On Thursday, the panel that was created by a 2018 state constitutional amendment, voted 12-1 to return their annual salary to $55,755. Among the commissioners who changed their votes was 2007 Howell High School graduate Dustin Witjes, who told The Associated Press he did so “to avoid seeing the issue raised at every future meeting.”
The commission was tasked with drawing new congressional and state legislative maps, which they completed late last year. However, they have continued to meet as various groups challenge those maps in court.

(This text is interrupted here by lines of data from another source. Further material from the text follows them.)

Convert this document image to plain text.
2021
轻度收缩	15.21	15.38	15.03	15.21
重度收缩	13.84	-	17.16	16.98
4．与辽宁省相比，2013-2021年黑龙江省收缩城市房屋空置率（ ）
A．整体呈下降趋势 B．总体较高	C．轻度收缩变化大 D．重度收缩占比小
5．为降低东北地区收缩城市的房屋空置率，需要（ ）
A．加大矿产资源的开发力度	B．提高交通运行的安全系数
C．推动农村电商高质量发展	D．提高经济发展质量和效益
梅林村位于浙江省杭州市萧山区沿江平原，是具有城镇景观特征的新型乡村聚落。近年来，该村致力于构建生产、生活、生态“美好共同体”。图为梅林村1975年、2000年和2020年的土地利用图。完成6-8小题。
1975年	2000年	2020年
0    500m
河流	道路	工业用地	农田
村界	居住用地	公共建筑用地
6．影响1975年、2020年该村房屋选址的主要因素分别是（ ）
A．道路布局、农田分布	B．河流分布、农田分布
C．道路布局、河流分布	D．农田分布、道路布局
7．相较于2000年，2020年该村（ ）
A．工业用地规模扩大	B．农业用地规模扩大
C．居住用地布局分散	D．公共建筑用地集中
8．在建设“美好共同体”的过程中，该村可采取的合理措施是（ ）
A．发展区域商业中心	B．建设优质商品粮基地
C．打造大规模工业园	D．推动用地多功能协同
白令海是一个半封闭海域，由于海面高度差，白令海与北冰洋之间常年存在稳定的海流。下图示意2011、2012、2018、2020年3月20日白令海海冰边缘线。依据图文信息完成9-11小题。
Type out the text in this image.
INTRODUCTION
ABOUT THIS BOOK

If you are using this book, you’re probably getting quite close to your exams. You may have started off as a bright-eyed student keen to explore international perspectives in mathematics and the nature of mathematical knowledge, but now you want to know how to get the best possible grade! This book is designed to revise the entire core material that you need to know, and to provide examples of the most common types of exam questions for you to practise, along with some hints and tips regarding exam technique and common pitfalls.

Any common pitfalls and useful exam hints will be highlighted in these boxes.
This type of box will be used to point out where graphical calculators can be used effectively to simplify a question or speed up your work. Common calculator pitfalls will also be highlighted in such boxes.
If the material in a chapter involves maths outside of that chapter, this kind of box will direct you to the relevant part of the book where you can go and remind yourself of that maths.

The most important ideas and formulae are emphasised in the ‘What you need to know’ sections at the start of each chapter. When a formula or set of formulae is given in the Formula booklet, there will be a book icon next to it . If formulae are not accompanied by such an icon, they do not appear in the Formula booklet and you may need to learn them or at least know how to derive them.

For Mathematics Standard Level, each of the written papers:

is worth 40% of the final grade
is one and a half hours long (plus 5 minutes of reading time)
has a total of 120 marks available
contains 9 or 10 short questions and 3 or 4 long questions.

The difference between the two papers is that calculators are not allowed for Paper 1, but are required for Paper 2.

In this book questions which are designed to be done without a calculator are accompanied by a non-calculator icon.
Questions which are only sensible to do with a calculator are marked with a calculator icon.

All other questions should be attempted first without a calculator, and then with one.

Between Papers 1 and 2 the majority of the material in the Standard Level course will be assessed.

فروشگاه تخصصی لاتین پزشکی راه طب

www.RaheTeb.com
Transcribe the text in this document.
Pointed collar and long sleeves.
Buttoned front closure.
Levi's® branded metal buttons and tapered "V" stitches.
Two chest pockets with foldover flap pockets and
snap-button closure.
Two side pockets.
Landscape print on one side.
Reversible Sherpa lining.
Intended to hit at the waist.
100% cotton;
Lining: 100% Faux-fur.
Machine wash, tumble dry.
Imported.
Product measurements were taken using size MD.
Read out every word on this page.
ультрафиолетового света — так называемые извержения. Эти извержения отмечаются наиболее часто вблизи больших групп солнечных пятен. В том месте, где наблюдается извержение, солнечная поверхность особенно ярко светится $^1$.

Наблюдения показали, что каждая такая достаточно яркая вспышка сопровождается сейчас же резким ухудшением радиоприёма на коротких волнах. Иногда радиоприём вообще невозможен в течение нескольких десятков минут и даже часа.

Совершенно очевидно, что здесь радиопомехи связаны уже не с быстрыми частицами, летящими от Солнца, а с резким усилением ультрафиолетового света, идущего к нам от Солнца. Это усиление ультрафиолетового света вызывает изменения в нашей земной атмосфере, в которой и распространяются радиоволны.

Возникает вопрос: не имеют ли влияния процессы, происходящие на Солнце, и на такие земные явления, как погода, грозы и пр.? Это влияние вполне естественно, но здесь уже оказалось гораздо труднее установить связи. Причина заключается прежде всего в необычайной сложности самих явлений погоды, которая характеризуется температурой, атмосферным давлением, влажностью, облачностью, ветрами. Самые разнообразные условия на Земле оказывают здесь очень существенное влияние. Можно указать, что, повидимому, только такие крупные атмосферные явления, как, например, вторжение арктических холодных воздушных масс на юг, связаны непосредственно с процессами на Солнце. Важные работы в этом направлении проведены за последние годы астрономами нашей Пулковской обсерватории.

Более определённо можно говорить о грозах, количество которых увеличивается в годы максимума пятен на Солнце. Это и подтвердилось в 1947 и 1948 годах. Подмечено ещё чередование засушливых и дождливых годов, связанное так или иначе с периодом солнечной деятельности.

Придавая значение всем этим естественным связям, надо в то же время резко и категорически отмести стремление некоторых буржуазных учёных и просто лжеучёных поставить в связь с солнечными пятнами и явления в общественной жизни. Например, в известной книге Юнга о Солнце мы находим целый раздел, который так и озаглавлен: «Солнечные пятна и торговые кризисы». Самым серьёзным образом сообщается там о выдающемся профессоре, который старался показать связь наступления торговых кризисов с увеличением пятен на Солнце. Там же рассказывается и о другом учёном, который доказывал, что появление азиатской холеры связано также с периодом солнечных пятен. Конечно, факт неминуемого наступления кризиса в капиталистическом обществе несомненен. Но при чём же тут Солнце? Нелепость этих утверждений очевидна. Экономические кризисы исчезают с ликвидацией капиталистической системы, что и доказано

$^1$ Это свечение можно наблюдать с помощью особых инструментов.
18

The commissioners originally earned $39,825 a year, representing a quarter of the governor’s salary. That was the formula laid out in the 2018 constitutional amendment approved by voters to create an independent commission made up of 13 members. Four of the commissioners are affiliated with the Republican Party, four with the Democratic Party and five are unaffiliated voters. Witjes, a payroll specialist from Ypsilanti, affiliates as a Democrat.
However, the commission voted last year to increase that salary to $55,755. Then in February, on an 8-3 vote they approved an increase to nearly $60,000, which was termed a cost-of-living adjustment to account for high inflation.
Other commissioners expressed concern that the raise would be detrimental to a request for the legislature to allocate additional funding to address a budget shortfall that has largely been attributed to litigation costs.